Based on CMS inspection data, Calhoun Convalescent Center has documented safety concerns. Inspectors have issued 9 Immediate Jeopardy citations (the most serious violation level indicating risk of serious injury or death). The facility is currently on the Special Focus Facility watch list (a federal program monitoring the lowest-performing 1% of nursing homes nationwide). The facility has a 1-star overall rating and ranks #100 of 100 nursing homes in South Carolina. Families considering this facility should ask detailed questions about what corrective actions have been taken since these incidents.

Do Nurses at Calhoun Convalescent Center Stick Around?

Staff turnover at Calhoun Convalescent Center is high. At 66%, the facility is 19 percentage points above the South Carolina average of 46%. Registered Nurse turnover is particularly concerning at 79%. RNs handle complex medical decisions and coordinate care — frequent RN changes can directly impact care quality. High turnover means new staff may not know residents' individual needs, medications, or preferences. It can also be disorienting for residents, especially those with dementia who rely on familiar faces. Families should ask: What is causing the turnover? What retention programs are in place? How do you ensure care continuity during staff transitions?

Was Calhoun Convalescent Center Ever Fined?

Calhoun Convalescent Center has been fined $154,761 across 5 penalty actions. This is 4.5x the South Carolina average of $34,626. Fines at this level are uncommon and typically indicate a pattern of serious deficiencies, repeated violations, or failure to correct problems promptly. CMS reserves penalties of this magnitude for facilities that pose significant, documented risk to resident health or safety.
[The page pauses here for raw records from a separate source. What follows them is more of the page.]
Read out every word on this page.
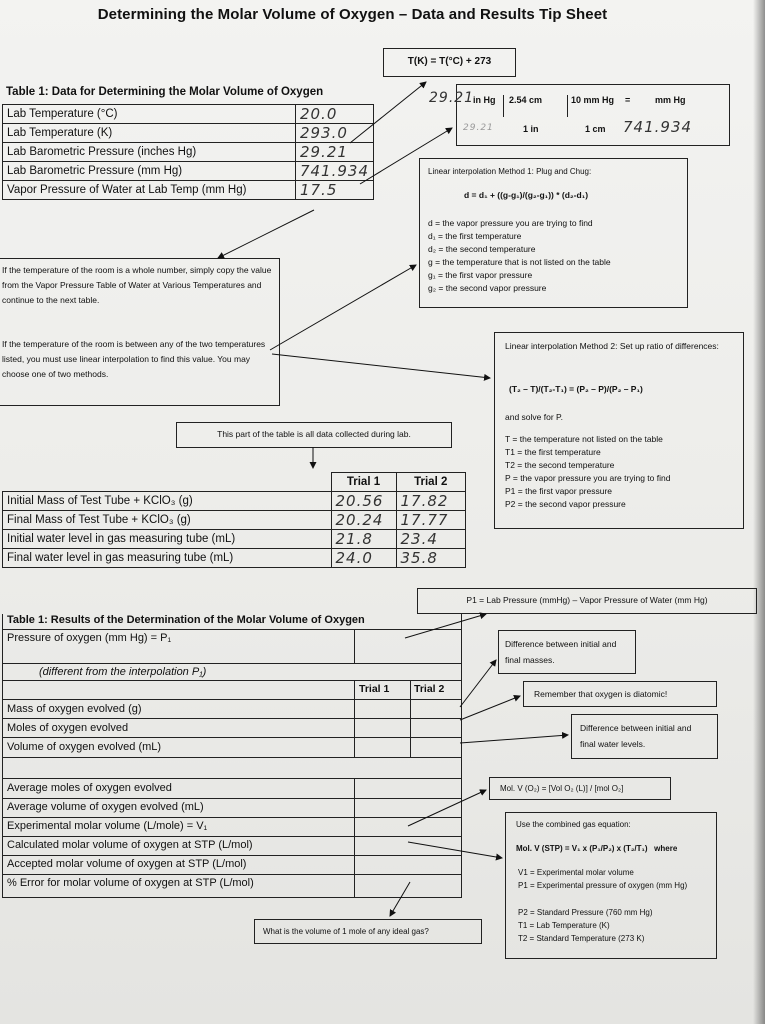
Determining the Molar Volume of Oxygen – Data and Results Tip Sheet
T(K) = T(°C) + 273
29.21
in Hg 2.54 cm	10 mm Hg =	mm Hg
29.21	1 in	1 cm 741.934
Table 1: Data for Determining the Molar Volume of Oxygen
Lab Temperature (°C)	20.0
Lab Temperature (K)	293.0
Lab Barometric Pressure (inches Hg)	29.21
Lab Barometric Pressure (mm Hg)	741.934
Vapor Pressure of Water at Lab Temp (mm Hg)	17.5
Linear interpolation Method 1: Plug and Chug:
d = d₁ + ((g-g₁)/(g₂-g₁)) * (d₂-d₁)
d = the vapor pressure you are trying to find
d₁ = the first temperature
d₂ = the second temperature
g = the temperature that is not listed on the table
g₁ = the first vapor pressure
g₂ = the second vapor pressure
If the temperature of the room is a whole number, simply copy the value from the Vapor Pressure Table of Water at Various Temperatures and continue to the next table.
If the temperature of the room is between any of the two temperatures listed, you must use linear interpolation to find this value. You may choose one of two methods.
Linear interpolation Method 2: Set up ratio of differences:
(T₂ – T)/(T₂-T₁) = (P₂ – P)/(P₂ – P₁)
and solve for P.
T = the temperature not listed on the table
T1 = the first temperature
T2 = the second temperature
P = the vapor pressure you are trying to find
P1 = the first vapor pressure
P2 = the second vapor pressure
This part of the table is all data collected during lab.
	Trial 1	Trial 2
Initial Mass of Test Tube + KClO₃ (g)	20.56	17.82
Final Mass of Test Tube + KClO₃ (g)	20.24	17.77
Initial water level in gas measuring tube (mL)	21.8	23.4
Final water level in gas measuring tube (mL)	24.0	35.8
P1 = Lab Pressure (mmHg) – Vapor Pressure of Water (mm Hg)
Table 1: Results of the Determination of the Molar Volume of Oxygen
Pressure of oxygen (mm Hg) = P₁
(different from the interpolation P₁)
Trial 1 Trial 2
Mass of oxygen evolved (g)
Moles of oxygen evolved
Volume of oxygen evolved (mL)
Average moles of oxygen evolved
Average volume of oxygen evolved (mL)
Experimental molar volume (L/mole) = V₁
Calculated molar volume of oxygen at STP (L/mol)
Accepted molar volume of oxygen at STP (L/mol)
% Error for molar volume of oxygen at STP (L/mol)
Difference between initial and final masses.
Remember that oxygen is diatomic!
Difference between initial and final water levels.
Mol. V (O₂) = [Vol O₂ (L)] / [mol O₂]
Use the combined gas equation:
Mol. V (STP) = V₁ x (P₁/P₂) x (T₂/T₁)   where
V1 = Experimental molar volume
P1 = Experimental pressure of oxygen (mm Hg)
P2 = Standard Pressure (760 mm Hg)
T1 = Lab Temperature (K)
T2 = Standard Temperature (273 K)
What is the volume of 1 mole of any ideal gas?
Families should request specific documentation of what issues led to these fines and what systemic changes have been implemented.

Is Calhoun Convalescent Center on Any Federal Watch List?

Calhoun Convalescent Center is currently an SFF Candidate, meaning CMS has identified it as potentially qualifying for the Special Focus Facility watch list. SFF Candidates have a history of serious deficiencies but haven't yet reached the threshold for full SFF designation. The facility is being monitored more closely — if problems continue, it may be added to the official watch list. Families should ask what the facility is doing to address the issues that led to this status.